车厢里一股热乎乎的味儿——豆浆、包子、外套上没散干净的洗衣液,混在一起。旁边有人刷短视频,外放的笑声一下一下砸在耳膜上,吵得人心浮。
林晚低头看手机,屏幕上那行字很普通,普通得像路边的广告牌:
“我们把以前的事聊清楚。”
头像是个灰底小人,昵称叫“阿明”。
她盯着那行字两秒,指尖没有抖,也没有热。
只是有一种熟悉的恶心——像有人把你刚擦干净的桌面又按了个手印,偏偏还装作无辜。
地铁一晃,她肩膀被人挤了一下,手机差点滑出去。她稳稳抓住,顺手按下录屏。
屏幕右上角的小红点亮起来,像一盏冷冷的灯。
她没点“通过”,也没点“拒绝”。
她把那条申请慢慢往上滑,露出时间、昵称、备注,停住,录了三秒,然后退出。
她把手机揣回兜里,拉链拉到头,“咔哒”一声。
那声音很小,却像把门缝先堵住。
中午,她没去跟任何人讲“他又来试探了”。
她照常在公司楼下买了份盒饭,塑料盖一掀开,油烟味儿扑脸,青椒肉丝的辣混着米饭的热气,特别踏实。

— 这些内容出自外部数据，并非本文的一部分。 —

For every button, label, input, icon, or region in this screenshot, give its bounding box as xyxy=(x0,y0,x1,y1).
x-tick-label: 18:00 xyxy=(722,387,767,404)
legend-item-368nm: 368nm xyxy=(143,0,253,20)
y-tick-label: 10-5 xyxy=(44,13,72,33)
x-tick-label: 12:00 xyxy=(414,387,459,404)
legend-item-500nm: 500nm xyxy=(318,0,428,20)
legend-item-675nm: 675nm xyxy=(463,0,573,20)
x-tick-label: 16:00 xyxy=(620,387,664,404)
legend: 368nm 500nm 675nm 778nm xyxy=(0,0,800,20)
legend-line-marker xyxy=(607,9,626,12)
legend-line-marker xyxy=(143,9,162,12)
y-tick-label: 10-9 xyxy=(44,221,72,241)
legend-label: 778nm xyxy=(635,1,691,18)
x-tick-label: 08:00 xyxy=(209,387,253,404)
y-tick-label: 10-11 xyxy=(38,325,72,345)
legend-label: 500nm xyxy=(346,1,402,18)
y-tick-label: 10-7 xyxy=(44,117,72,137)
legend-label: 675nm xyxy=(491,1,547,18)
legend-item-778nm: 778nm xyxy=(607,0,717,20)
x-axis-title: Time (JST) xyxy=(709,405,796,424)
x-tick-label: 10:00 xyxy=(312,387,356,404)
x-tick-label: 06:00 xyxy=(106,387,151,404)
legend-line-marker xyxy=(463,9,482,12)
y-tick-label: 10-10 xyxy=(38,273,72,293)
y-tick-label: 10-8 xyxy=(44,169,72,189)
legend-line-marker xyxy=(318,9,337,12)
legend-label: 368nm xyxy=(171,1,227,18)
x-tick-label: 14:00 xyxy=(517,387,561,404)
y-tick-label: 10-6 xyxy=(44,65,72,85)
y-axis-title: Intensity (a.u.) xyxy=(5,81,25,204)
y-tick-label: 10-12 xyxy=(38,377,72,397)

同事坐她对面,嘴里嚼着鸡腿,含糊问:“最近还好吧?感觉你整个人轻松点了。”
林晚笑了一下,笑得很淡:“嗯,能吃下饭了。”
她没说周明,也没说执行。
有些事,越说越像把那个人请回来。
饭吃到一半,手机又震了一下。
还是那个“阿明”,又发来一条申请留言——不是新申请,是在原来的备注后面多了一行字:
“就十分钟,不会再打扰。”
林晚看着“十分钟”,心里浮出一个很实在的判断:他现在不敢冲撞门了,就改成在门缝里塞小纸条。
以前是贴电梯、塞门缝、假通知。
现在是“十分钟”。
包装换了,套路没换。
她没回。
只是把手机拿到桌下,拇指一滑,把第二次留言也录进去。
红点依旧亮着——像一只不眨眼的眼睛。
下午下班,她没有直接回家。
她绕去出租房那边看了一眼。
不是因为不放心门铃和锁,是因为她知道:对方如果要试探,最爱挑“你不在”的时候。
小区门口的风吹得人脸发紧,保安室里暖气开得足,玻璃上起了一层白雾。